Modern microscopy instrumentation and techniques permit the study of microorganisms at the single cell level and have been used extensively to study essential bacterial processes such as motility, cell division and the cell cycle. Several methods have been reported for live-cell time-lapse imaging of bacteria which can be crudely divided into two general approaches: growing bacteria on thin agar pads [1–3] or growing bacteria in micro-fluidic chambers [4, 5]. Both have their advantages and limitations.
The use of micro-channels is a sophisticated technique, often combined with micro-fluidic devices, and is consequently a more expensive method that requires specialised equipment and greater operator expertise. A cover slip containing a micro-channel is produced and the cells/culture fluid added to the channel, which is then covered with a porous membrane [5]. In this technique, the system is not sealed so gaseous exchange can occur freely and agents can be added to the culture fluid mid-experiment, so longer and more varied manipulations can be performed. However, micro-fluidic devices usually constrain cell growth to one or two dimensions to allow for single cell tracking, and the cells have to be attached to a substratum strong enough to resist the fluid flow [6]. Furthermore, due to the spatial constraints, daughter cells either have to form as a chain, which is not necessarily the natural pattern for all bacteria, or they detach from the substrata and are lost in the flow [6]. Finally, the physical constraint in micro-channels may prevent significant aspects of cell division from occurring, such as snapping in rod-shaped actinomycetes [2].

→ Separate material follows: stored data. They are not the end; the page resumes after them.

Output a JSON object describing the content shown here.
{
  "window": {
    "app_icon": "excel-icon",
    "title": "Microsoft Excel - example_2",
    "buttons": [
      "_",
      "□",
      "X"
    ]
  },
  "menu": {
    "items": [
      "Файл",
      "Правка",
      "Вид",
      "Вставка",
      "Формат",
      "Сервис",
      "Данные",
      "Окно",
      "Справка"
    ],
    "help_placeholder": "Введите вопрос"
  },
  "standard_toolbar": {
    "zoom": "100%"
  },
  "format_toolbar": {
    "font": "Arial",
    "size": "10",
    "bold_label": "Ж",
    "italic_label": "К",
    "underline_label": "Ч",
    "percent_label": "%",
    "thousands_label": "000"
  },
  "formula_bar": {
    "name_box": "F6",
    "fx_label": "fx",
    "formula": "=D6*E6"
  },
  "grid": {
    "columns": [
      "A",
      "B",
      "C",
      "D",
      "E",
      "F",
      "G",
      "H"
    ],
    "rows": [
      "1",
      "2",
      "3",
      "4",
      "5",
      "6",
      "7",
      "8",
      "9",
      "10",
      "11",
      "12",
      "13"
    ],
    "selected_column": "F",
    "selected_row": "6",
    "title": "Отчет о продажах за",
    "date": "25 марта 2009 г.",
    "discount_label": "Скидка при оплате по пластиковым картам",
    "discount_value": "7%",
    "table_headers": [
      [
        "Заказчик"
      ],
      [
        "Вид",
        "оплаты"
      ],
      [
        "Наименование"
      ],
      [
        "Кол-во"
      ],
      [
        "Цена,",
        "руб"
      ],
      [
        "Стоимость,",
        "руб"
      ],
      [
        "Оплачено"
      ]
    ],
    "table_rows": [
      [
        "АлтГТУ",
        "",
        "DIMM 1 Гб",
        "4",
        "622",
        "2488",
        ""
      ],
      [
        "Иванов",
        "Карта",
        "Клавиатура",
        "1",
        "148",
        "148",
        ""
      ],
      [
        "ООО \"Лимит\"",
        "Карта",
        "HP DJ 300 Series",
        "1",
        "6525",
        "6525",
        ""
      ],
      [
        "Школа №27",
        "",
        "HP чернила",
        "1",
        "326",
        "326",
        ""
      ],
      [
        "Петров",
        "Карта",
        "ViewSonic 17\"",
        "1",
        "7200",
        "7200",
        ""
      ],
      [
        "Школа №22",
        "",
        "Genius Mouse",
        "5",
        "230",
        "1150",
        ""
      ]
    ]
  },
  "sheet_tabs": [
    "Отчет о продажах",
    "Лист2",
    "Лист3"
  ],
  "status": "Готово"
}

Agar pad methods consist of bacterial cells sandwiched between a thin agar pad and a glass cover slip on top, which is then sealed. The advantages of this technique are that it is simple, relatively inexpensive to set up and there are no physical barriers allowing expansive growth. However, the environmental conditions cannot be manipulated which limits the variety of experiments that can be performed and the growth of aerobic cells may be affected in a sealed environment. The agar pad itself is also prone to desiccation over time hampering longer term experiments [6]. This technique is therefore best suited to short time studies where no manipulation of the culture conditions is required.
Time-lapse imaging of bacteria using existing agar pad methods have been used successfully to study a number of bacteria including Escherichia coli [7], Corynebacterium glutamicum [2], Vibrio cholerae [1], Caulobacter crescentus [3] and Pseudomonas aeruginosa [5]. However, time-lapse imaging movies of the slower growing mycobacteria using existing agar pad methods are yet to be reported. Here we report the development of a modified agar pad method which overcomes some of the limitations of current protocols and present bacterial imaging and movie data obtained using this method.